The nursing staff maintained the patient in restraints 370.5 hours with no physician order.
Tag No.: A0405
Based on review of hospital policies/procedures, documents, medical record, and staff interviews, it was determined that the facility failed to ensure that Patient #11 received all medications as prescribed. This deficient practice poses a risk to the health and safety of patients, when antibiotic does are missed and therapeutic levels of the medication are not maintained.
Findings include:
On 07/24/20, Medical Staff #2 ordered the following for Patient #11: Nafcillin 2 grams IV Q 4 hr x 6 weeks. On 07/27/20, Medical Staff #6 changed the order to Nafcillin 12 grams IV as continuous infusion until 09/04/20.

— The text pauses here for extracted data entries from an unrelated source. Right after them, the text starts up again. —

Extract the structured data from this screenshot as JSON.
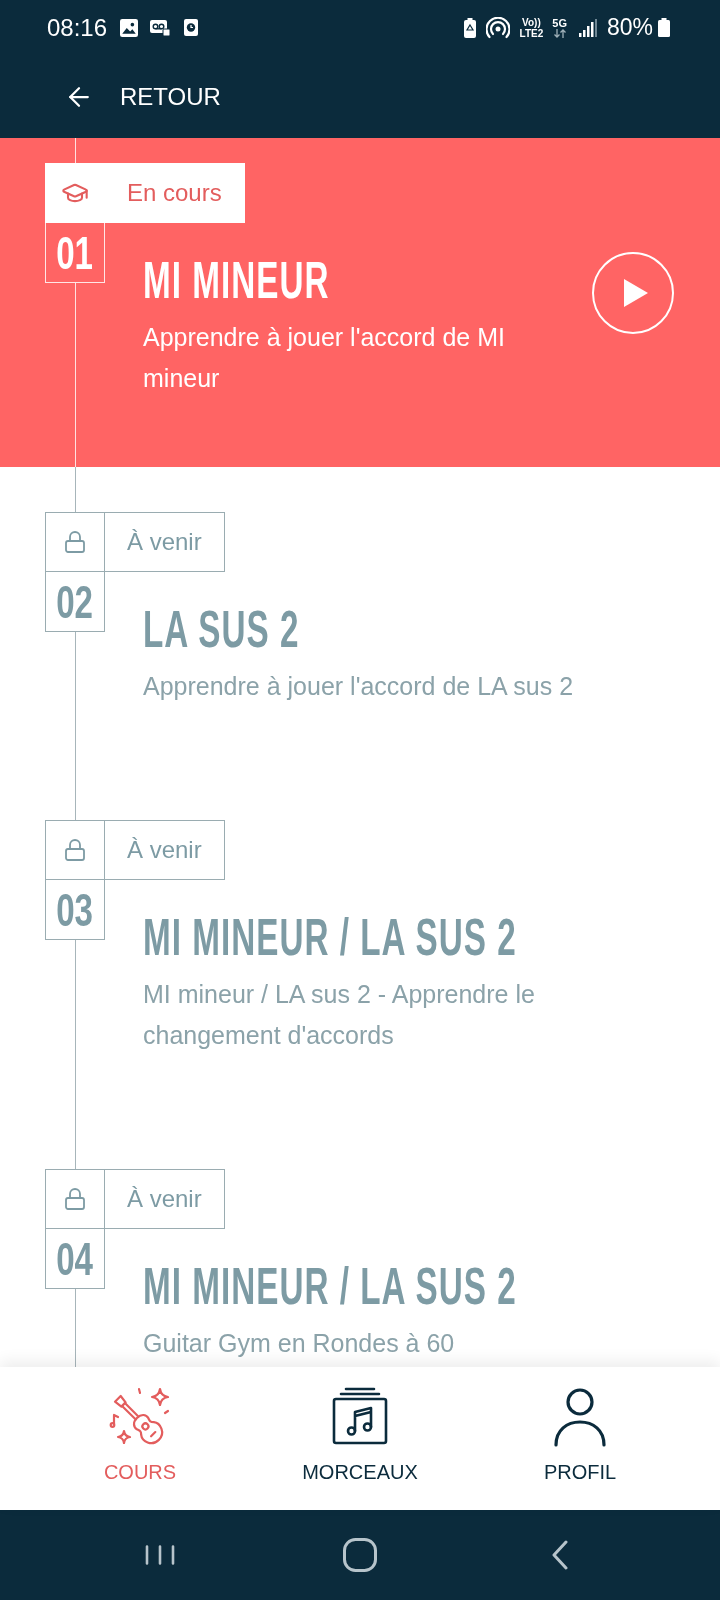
{
  "status_bar": {
    "time": "08:16",
    "volte": [
      "Vo))",
      "LTE2"
    ],
    "network_type": "5G",
    "battery": "80%"
  },
  "header": {
    "back_label": "RETOUR"
  },
  "lessons": [
    {
      "kind": "current",
      "status": "En cours",
      "number": "01",
      "title": "MI MINEUR",
      "description": "Apprendre à jouer l'accord de MI mineur"
    },
    {
      "kind": "locked",
      "status": "À venir",
      "number": "02",
      "title": "LA SUS 2",
      "description": "Apprendre à jouer l'accord de LA sus 2"
    },
    {
      "kind": "locked",
      "status": "À venir",
      "number": "03",
      "title": "MI MINEUR / LA SUS 2",
      "description": "MI mineur / LA sus 2 - Apprendre le changement d'accords"
    },
    {
      "kind": "locked",
      "status": "À venir",
      "number": "04",
      "title": "MI MINEUR / LA SUS 2",
      "description": "Guitar Gym en Rondes à 60"
    }
  ],
  "bottom_nav": [
    {
      "label": "COURS",
      "selected": true
    },
    {
      "label": "MORCEAUX",
      "selected": false
    },
    {
      "label": "PROFIL",
      "selected": false
    }
  ]
}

Review of the Medication Administration Records (MARs) for Patient #11 revealed Naficillin was not documented as being administered on the following dates: 07/28/20, 08/10/20, and 08/20/20.
The policy titled "Incident Reporting" requires that " ...incidents shall be reported on the facility's applicable incident report form e.g. general miscellaneous, medication error, fall, treatment/test, code blue, mortality ...."
On 07/28/20, an Incident Report was completed because the wrong dose of Nafcillin was administered. Naficillin 12 grams IV 20 ml/hour continuously was ordered. However, Naficillin 2 gm IV was administered at an unknown rate. Additionally, the area to document that the patient's physician was notified of the error was left blank. Review of nursing notes and physician orders revealed that Patient #11's physician was not notified, and the missed 10 grams of antibiotics were never administered.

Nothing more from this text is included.